Katie Couric and Margaret Sullivan demanded Tuesday that news organizations immediately “push back, hard” against President Trump’s escalating verbal attacks on journalists, calling the White House press corps’ silence “deafening” after Trump told Bloomberg reporter Jennifer Jacobs to be “Quiet, piggy” aboard Air Force One.
The former CBS Evening News anchor and the former New York Times public editor said the insult—delivered as Jacobs pressed Trump on Jeffrey Epstein questions—was only the latest example of deliberate humiliation that must not be normalized.
Couric urged the White House Correspondents’ Association to convene an emergency meeting with top news executives and issue a unified condemnation rather than leaving individual reporters to face the abuse alone.

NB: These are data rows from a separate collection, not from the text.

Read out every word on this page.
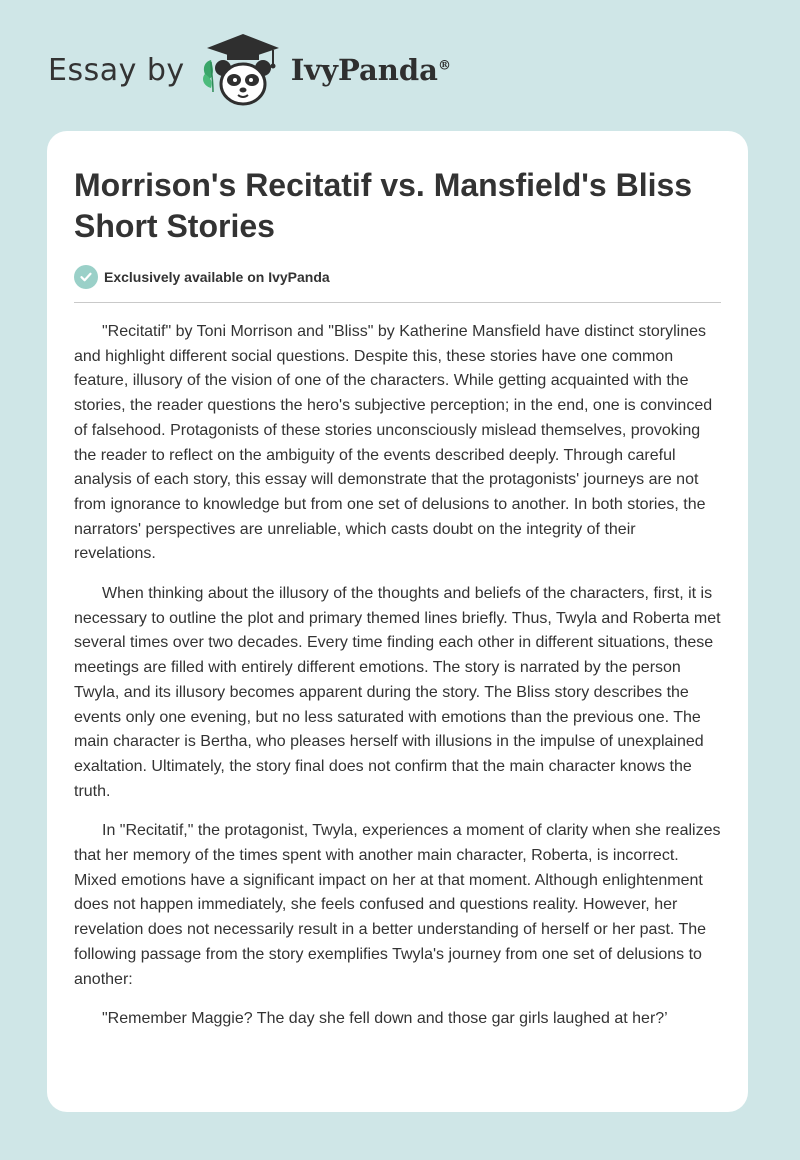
Essay by	IvyPanda®
Morrison's Recitatif vs. Mansfield's Bliss Short Stories
Exclusively available on IvyPanda

"Recitatif" by Toni Morrison and "Bliss" by Katherine Mansfield have distinct storylines and highlight different social questions. Despite this, these stories have one common feature, illusory of the vision of one of the characters. While getting acquainted with the stories, the reader questions the hero's subjective perception; in the end, one is convinced of falsehood. Protagonists of these stories unconsciously mislead themselves, provoking the reader to reflect on the ambiguity of the events described deeply. Through careful analysis of each story, this essay will demonstrate that the protagonists' journeys are not from ignorance to knowledge but from one set of delusions to another. In both stories, the narrators' perspectives are unreliable, which casts doubt on the integrity of their revelations.

When thinking about the illusory of the thoughts and beliefs of the characters, first, it is necessary to outline the plot and primary themed lines briefly. Thus, Twyla and Roberta met several times over two decades. Every time finding each other in different situations, these meetings are filled with entirely different emotions. The story is narrated by the person Twyla, and its illusory becomes apparent during the story. The Bliss story describes the events only one evening, but no less saturated with emotions than the previous one. The main character is Bertha, who pleases herself with illusions in the impulse of unexplained exaltation. Ultimately, the story final does not confirm that the main character knows the truth.

In "Recitatif," the protagonist, Twyla, experiences a moment of clarity when she realizes that her memory of the times spent with another main character, Roberta, is incorrect. Mixed emotions have a significant impact on her at that moment. Although enlightenment does not happen immediately, she feels confused and questions reality. However, her revelation does not necessarily result in a better understanding of herself or her past. The following passage from the story exemplifies Twyla's journey from one set of delusions to another:

"Remember Maggie? The day she fell down and those gar girls laughed at her?’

Both tied the incident to a broader second-term assault on the press: Trump has posted 64 direct attacks on journalists on Truth Social in his first 100 days, pardoned 13 January 6 defendants convicted of assaulting reporters, and launched six FCC investigations into media companies.

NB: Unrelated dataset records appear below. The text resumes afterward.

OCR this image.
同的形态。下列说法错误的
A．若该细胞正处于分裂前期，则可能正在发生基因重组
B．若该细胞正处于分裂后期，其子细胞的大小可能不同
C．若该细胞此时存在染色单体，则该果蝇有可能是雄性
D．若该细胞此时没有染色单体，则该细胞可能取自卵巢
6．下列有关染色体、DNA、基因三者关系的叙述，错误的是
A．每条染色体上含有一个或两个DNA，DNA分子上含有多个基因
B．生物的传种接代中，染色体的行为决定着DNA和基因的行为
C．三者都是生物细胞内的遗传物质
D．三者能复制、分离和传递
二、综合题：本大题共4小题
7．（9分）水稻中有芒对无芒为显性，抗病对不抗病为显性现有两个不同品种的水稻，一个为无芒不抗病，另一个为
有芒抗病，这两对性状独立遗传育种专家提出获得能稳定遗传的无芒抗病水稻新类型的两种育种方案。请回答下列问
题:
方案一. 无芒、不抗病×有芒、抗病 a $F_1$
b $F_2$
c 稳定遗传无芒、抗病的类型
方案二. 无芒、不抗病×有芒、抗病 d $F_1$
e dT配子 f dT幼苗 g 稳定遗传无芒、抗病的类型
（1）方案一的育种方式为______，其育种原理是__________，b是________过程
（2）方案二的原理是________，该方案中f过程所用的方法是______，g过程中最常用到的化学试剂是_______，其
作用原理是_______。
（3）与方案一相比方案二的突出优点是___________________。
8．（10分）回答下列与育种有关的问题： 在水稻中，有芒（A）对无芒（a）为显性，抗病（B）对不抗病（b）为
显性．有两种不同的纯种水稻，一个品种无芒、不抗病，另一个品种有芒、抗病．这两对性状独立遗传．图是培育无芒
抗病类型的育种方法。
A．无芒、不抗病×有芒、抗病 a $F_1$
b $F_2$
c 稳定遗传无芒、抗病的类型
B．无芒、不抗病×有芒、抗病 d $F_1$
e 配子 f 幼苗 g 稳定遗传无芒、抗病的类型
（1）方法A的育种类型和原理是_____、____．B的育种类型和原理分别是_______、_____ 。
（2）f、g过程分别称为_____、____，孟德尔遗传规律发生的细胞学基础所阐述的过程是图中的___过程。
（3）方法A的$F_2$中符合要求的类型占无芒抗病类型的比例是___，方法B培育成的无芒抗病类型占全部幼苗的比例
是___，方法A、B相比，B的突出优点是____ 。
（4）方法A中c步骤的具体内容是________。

Couric called Paramount Global’s recent settlement of Trump’s $15 billion defamation suit over a 60 Minutes edit “mortifying” evidence of corporate capitulation.
Sullivan warned that without collective, institutional resistance—beyond sympathetic tweets from colleagues—the aggression will only worsen and further erode public trust in journalism. Couric, now independent, added that regardless of how the public feels about the media, “they should not be tolerating this level of bullying and demeaning and insulting language.”